Calculate the boiling point of solution when 4g of $MgS{O_4}\left( {M = 120gmo{l^ - }} \right)$ was dissolved in 100g of water, assuming $MgS{O_4}$ undergoes complete ionization.
$\left[ {{K_b}\,\,{\text{for water = 0}}{\text{.52}}kgmo{l^{ - 1}}} \right]$

Answer 1

Hint- To solve this question, we will use the concept of elevation of boiling point. As we know that when a small amount of solute is added to the solvent, the boiling point of the solution increases and the elevation in the boiling point is directly proportional to the concentration of the solute in the solution. So we will begin with calculating the molality of the solute in the solution and then proceed accordingly.

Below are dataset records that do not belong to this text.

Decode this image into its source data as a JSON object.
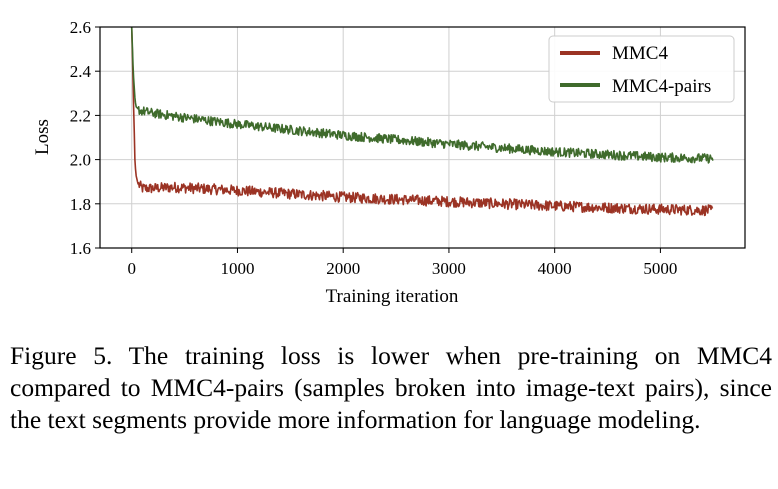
{
  "chart_data": {
    "type": "line",
    "title": "",
    "xlabel": "Training iteration",
    "ylabel": "Loss",
    "xlim": [
      -300,
      5800
    ],
    "ylim": [
      1.6,
      2.6
    ],
    "xticks": [
      0,
      1000,
      2000,
      3000,
      4000,
      5000
    ],
    "yticks": [
      1.6,
      1.8,
      2.0,
      2.2,
      2.4,
      2.6
    ],
    "xtick_labels": [
      "0",
      "1000",
      "2000",
      "3000",
      "4000",
      "5000"
    ],
    "ytick_labels": [
      "1.6",
      "1.8",
      "2.0",
      "2.2",
      "2.4",
      "2.6"
    ],
    "grid": true,
    "legend_position": "top-right",
    "series": [
      {
        "name": "MMC4",
        "color": "#9b3324",
        "noise": 0.04,
        "x": [
          0,
          10,
          20,
          30,
          40,
          60,
          80,
          100,
          200,
          400,
          1000,
          2000,
          3000,
          4000,
          5000,
          5500
        ],
        "y": [
          2.6,
          2.4,
          2.2,
          2.0,
          1.93,
          1.89,
          1.88,
          1.87,
          1.87,
          1.875,
          1.86,
          1.83,
          1.81,
          1.79,
          1.775,
          1.77
        ]
      },
      {
        "name": "MMC4-pairs",
        "color": "#3f6b2c",
        "noise": 0.035,
        "x": [
          0,
          10,
          20,
          30,
          40,
          60,
          80,
          100,
          200,
          500,
          1000,
          2000,
          3000,
          4000,
          5000,
          5500
        ],
        "y": [
          2.6,
          2.45,
          2.35,
          2.28,
          2.24,
          2.23,
          2.22,
          2.22,
          2.21,
          2.19,
          2.16,
          2.11,
          2.07,
          2.035,
          2.01,
          2.005
        ]
      }
    ]
  },
  "caption": "Figure 5. The training loss is lower when pre-training on MMC4 compared to MMC4-pairs (samples broken into image-text pairs), since the text segments provide more information for language modeling."
}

Complete step by step solution:
Formula used- The elevation in boiling point is given by
$\Delta {T_b} = i \times {K_b} \times m$
Where
$\Delta {T_b}$ is the elevation in the boiling point
$i$ is the van't Hoff factor
${K_b}$ is ebullioscopic constant
m is the molality of the solute
Given
Mass of $MgS{O_4}$ = 4g
Molar mass of $MgS{O_4}$ = $120gmo{l^{ - 1}}$
Mass of water = 100g = 0.1kg
The number of moles of the $MgS{O_4}$
$moles = \dfrac{{mass\,\,of\,\,solute}}{{molar\,mass\,of\,solute}} \\
  moles = \dfrac{{4g}}{{120gmo{l^{ - 1}}}} \\
  moles = 0.0333mol \\ $
Now we will calculate the molality of the solute Which is given by
 $molality = \dfrac{{{\text{moles of MgS}}{{\text{O}}_4}}}{{{\text{ mass of water in kg}}}}$
Substituting the values of the moles of solute and mass of water
$molality = \dfrac{{{\text{moles of MgS}}{{\text{O}}_4}}}{{{\text{ mass of water in kg}}}}3 \\
  molality = \dfrac{{0.0333mol}}{{{\text{ 0}}{\text{.1kg}}}} \\
  molality = 0.333m \\ $
To calculate the van't Hoff factor is calculated as when on electrolysis the number of ions produced in the solution is equal to the van't Hoff factor
Therefore
$MgS{O_4}\xrightarrow{{}}M{g^{2 + }} + SO_4^{2 - }$
The molecule dissociate into two ions, therefore i = 2
Now we will calculate the elevation in the boiling point using the formula
$\Delta {T_b} = i \times {K_b} \times m$
Substituting the value of the above quantities
$
  \Delta {T_b} = i \times {K_b} \times m \\
  \Delta {T_b} = 2 \times 0.52 \times 0.333 \\
  \Delta {T_b} = 0.3466K \\
$
The normal boiling point of the water at room temperature is 100 degree Celsius or 373.15K
Due to addition of the solute the increase in the boiling point of water is
$
   = 373.15 + 0.3466 \\
   = 373.5K \\ $

The new boiling point of the solution is 373.5K

Note- In order to solve these types of questions, you need to have a good concept of solute, solvent and solution. Also the boiling point is the temperature at which vapour pressure is equal to the atmospheric pressure or surrounding pressure. With the addition of solute the boiling point of the solution increases because the greater amount of heat is needed to boil the solution. In the above question we calculated the concentration of the solute in the solution and then using the formula of elevation calculated the increase in temperature.